Menteri Sosial RI Khofifah Indar Parawansa menjelaskan, penyiagaan Tagana dilakukan untuk membantu evakuasi dan penanganan korban bencana alam akibat cuaca ekstrem. Selain personel Tagana juga telah siap sahabat Tagana yang kini berjumlah 63.140 juga turut disiagakan.

"Tidak ada yang ingin bencana terjadi, tapi bagaimanapun antisipasi dan kewaspadaan harus tetap dilakukan. Tagana selalu siap diterjunkan kapanpun dibutuhkan. Maksimal satu jam setelah kejadian harus sudah berada di lokasi," ungkap dia dalam surat elektronik yang dikirimkan ke redaksi, Jumat (17/11).


Hal yang sama diutarakan Mensos disela-sela pemberian santunan korban meninggal longsor Jember. Di sana Mensos menyerahkan santunan kematian secara langsung kepada tiga ahli waris korban meninggal atas nama Sauful Bahri (35), Yuliyana (24), dan Faris (5). Masing-masing memperoleh santunan sebesar Rp15 juta. Ketiganya adalah warga Desa Jambesari, Kecamatan Sumber Baru, Kabupaten Jember.

Seperti diketahui, longsor terjadi di Dusun Kedungliyer dan Dusun Krajan, Desa Jambesari, Kecamatan Sumber Baru, Jember, 16 Oktober lalu. Titik lokasi berada di lereng Pegunungan Argopuro.

Khofifah menjelaskan, Tagana yang disiagakan Kemensos tidak sekedar memiliki kemampuan evakuasi saat bencana, namun juga layanan psikososial. Kurang lebih terdapat sebanyak 7.040 orang Tagana Psikososial.

"Untuk para korban juga ada pemenuhan kebutuhan-kebutuhan trauma healing dan trauma counseling, lewat layanan dukungan psikososial tersebut," ujarnya.

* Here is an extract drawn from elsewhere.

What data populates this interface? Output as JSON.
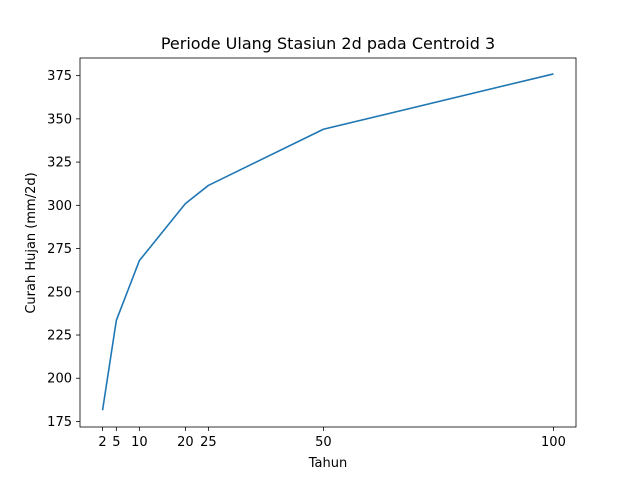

Khofifah mengatakan, bencana yang kerap terjadi setiap kali musim penghujan antara lain banjir, angin puting beliung, longsor dan rob. Khofifah juga menghimbau agar masyarakat meningkatkan kewaspadaannya. Terlebih bagi mereka yang tinggal di wilayah rawan bencana.

Khofifah menerangkan, Data Badan Nasional Penanganan Bencana (BNPB) mencatat ada 323 kabupaten/kota yang berpotensi tinggi atau rawan bencana alam. Sekitar 71 kabupaten di antaranya termasuk zona merah. Ke-71 zona merah ini menjadi prioritas penanggulangan bencana bagi Kementerian Sosial.

Selain itu, tercatat sepanjang 2016 terdapat 2.171 kejadian bencana di Indonesia dan berdasarkan data serta informasi bencana Indonesia disebutkan jumlah korban meninggal mencapai 567 jiwa, 489 jiwa luka-luka. 2.770.814 mengungsi dan 23.628 unit rumah rusak ringan dan 5.750 unit rusak berat.

Khofifah berharap masyarakat luas meningkatkan kewaspadaan dan sensitifitas yang tinggi serta tanggap dan bertindak cepat jika bencana alam melanda wilayahnya.

Terkait pemenuhan logistik, Khofifah mendorong Pemda tidak menunda mengeluarkan surat keputusan (SK) tanggap darurat untuk mempermudah akses penyaluran bantuan terhadap korban bencana khususnya terkait cadangan beras pemerintah yang syarat mengeluarkannya harus melalui penerbitan SK Tanggap Darurat.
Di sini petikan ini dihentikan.